OftenHangry · 21/07/2018 15:31

He obviously put some thought into it and maybe he knows you are not person who likes things go to waste? Lots of people prefer fruit or chocolate bouquet instead of stardard flowers. They even make alcohol ones with tiny little bottles. Cute.

For next year, you could just hint if you fancy normal flowers.

What did you get him?

roseandharry · 21/07/2018 15:31

I got us lunch at a Michelin star restaurant. Something for a bit of 'us' time and hopefully a bit romantic. It was that expensive as I got a deal but I'm on mat leave pay at the moment anyway !!!

OP posts:
Jaxhog · 21/07/2018 15:32

You sound incredibly ungrateful.
A gift is a purchase that somebody makes to show that they are thinking of you and, in this case, to celebrate your anniversary.
He has clearly thought outside of the box as you are currently pregnant and several "traditional" gifts eg alcohol would be inappropriate.
I feel sorry for your other half.

This! He may not have got it right (in your eyes), but full marks for effort. If you act ungrateful now, you'll be lucky if you get another anniversary present. Ever.

Btw, what did you get him?

SheGotBetteDavisEyes · 21/07/2018 15:32

I got us a lunch at a Michelin star restaurant

I assume the 'Michelin Star' bit is intended to make a point?

If it's a 'cost' thing; you're buying lunch - the Michelin starred place near us does lunch for around £20 per person.
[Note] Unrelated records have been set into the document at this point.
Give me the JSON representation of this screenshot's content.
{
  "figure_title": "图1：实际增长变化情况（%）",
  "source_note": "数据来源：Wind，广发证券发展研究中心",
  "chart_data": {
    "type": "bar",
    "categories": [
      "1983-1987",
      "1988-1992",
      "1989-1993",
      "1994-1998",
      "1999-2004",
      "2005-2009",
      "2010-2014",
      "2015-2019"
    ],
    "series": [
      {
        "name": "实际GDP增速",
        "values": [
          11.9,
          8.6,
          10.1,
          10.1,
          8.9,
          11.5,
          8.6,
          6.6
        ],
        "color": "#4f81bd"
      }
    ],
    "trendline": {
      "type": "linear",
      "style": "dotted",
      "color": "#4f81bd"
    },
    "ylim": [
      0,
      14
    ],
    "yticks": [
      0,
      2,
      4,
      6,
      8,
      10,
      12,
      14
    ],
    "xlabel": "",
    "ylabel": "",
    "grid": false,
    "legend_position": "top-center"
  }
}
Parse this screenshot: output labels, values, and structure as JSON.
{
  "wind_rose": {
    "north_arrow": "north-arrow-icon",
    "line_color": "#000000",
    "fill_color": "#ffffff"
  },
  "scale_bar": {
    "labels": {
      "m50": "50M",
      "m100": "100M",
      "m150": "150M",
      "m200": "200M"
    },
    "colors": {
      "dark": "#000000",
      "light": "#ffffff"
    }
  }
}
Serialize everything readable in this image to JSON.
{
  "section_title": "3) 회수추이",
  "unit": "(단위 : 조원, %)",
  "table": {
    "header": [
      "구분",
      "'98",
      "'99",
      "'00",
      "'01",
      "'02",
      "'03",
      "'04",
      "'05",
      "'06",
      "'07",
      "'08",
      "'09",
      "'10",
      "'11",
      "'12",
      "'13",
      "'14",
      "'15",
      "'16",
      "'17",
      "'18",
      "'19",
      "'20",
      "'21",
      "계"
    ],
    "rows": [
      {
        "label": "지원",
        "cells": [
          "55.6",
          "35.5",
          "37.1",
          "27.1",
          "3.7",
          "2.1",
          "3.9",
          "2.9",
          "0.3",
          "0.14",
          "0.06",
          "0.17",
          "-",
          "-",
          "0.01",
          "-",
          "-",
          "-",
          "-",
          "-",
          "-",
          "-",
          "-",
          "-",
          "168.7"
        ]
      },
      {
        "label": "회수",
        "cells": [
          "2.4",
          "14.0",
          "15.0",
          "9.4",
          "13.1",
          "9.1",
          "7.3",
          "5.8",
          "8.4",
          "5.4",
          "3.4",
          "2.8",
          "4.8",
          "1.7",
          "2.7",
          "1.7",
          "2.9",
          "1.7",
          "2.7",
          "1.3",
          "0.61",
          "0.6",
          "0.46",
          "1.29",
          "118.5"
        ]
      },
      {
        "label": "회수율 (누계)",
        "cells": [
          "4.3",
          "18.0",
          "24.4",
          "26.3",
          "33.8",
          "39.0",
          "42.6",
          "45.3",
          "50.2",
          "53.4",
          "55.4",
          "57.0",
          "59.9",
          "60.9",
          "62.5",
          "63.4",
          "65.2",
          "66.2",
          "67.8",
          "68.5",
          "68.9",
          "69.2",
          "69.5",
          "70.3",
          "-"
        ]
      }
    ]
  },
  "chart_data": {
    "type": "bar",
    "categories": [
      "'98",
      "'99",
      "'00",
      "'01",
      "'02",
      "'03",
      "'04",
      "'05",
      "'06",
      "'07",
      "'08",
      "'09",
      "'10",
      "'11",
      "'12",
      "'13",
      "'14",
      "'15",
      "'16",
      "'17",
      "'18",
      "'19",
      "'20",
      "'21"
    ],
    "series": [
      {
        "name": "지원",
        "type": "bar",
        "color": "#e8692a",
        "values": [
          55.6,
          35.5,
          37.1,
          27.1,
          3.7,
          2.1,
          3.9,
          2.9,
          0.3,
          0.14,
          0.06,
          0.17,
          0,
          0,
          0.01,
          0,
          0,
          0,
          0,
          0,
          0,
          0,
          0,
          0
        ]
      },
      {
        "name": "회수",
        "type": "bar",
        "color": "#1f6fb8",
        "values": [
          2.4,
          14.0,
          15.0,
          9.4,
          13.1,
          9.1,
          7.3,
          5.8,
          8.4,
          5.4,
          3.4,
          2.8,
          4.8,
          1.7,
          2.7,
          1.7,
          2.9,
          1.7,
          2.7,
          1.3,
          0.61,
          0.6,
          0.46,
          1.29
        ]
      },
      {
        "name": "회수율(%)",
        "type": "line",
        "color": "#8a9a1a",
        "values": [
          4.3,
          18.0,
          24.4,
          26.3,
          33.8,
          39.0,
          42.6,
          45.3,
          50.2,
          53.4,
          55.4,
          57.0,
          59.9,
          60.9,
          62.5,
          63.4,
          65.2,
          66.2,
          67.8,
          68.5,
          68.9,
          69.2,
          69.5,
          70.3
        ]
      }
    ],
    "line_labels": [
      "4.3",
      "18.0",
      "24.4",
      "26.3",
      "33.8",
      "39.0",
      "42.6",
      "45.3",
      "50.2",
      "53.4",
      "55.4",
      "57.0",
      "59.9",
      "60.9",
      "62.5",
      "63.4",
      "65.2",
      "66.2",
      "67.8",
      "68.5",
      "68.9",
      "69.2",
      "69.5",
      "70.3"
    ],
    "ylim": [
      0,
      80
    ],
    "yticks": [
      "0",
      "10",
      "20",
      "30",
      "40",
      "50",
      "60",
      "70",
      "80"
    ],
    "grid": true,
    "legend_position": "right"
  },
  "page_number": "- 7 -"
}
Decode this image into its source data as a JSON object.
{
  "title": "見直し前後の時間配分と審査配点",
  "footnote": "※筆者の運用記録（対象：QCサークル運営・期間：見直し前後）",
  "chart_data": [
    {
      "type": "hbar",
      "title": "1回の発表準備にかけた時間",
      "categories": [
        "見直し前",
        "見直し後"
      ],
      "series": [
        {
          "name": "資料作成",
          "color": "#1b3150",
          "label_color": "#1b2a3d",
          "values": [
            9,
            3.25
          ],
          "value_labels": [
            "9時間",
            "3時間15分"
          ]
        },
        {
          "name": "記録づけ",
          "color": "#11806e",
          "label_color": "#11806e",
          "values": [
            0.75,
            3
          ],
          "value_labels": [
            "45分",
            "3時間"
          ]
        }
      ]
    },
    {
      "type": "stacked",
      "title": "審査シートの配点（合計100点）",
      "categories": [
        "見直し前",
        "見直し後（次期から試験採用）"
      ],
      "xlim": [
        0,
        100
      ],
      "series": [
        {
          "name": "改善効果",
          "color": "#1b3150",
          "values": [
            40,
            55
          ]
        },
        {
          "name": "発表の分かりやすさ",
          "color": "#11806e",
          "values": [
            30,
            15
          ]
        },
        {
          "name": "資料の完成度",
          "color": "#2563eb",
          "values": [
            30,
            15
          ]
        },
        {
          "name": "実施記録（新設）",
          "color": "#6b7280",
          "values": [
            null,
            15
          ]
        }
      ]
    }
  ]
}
He bought you a thoughtful, lovely gift that was probably about the same value (a quick Google gives an average price of around £50).

He has clearly thought outside of the box as you are currently pregnant and several "traditional" gifts eg alcohol would be inappropriate.
I feel sorry for your other half

This. He probably thought it would be nice to take with you. YABU and pretty ungrateful.

roseandharry · 21/07/2018 15:33

And that is also true he could have actually got me anything it didn't need to be a choice between flowers and a bloody great basket of fruit Confused

OP posts:
Jaxhog · 21/07/2018 15:33

xpost. Excellent gift! Was it what he wanted?

InfiniteVariety · 21/07/2018 15:33

In 3 weeks time I will have been married for 30 years. Some years we have bought gifts for each other, some we haven't. Sometimes one of us buys a gift and the other doesn't. It doesn't matter. But we ALWAYS go out for dinner (at least) or go away somewhere. I think this is far more important.

CheshireChat · 21/07/2018 15:33

The gifts are pretty unbalanced so just tell him that you don't really find fruit a treat.

OftenHangry · 21/07/2018 15:34

And what did you actually want for the anniversary? Have you hinted on anything?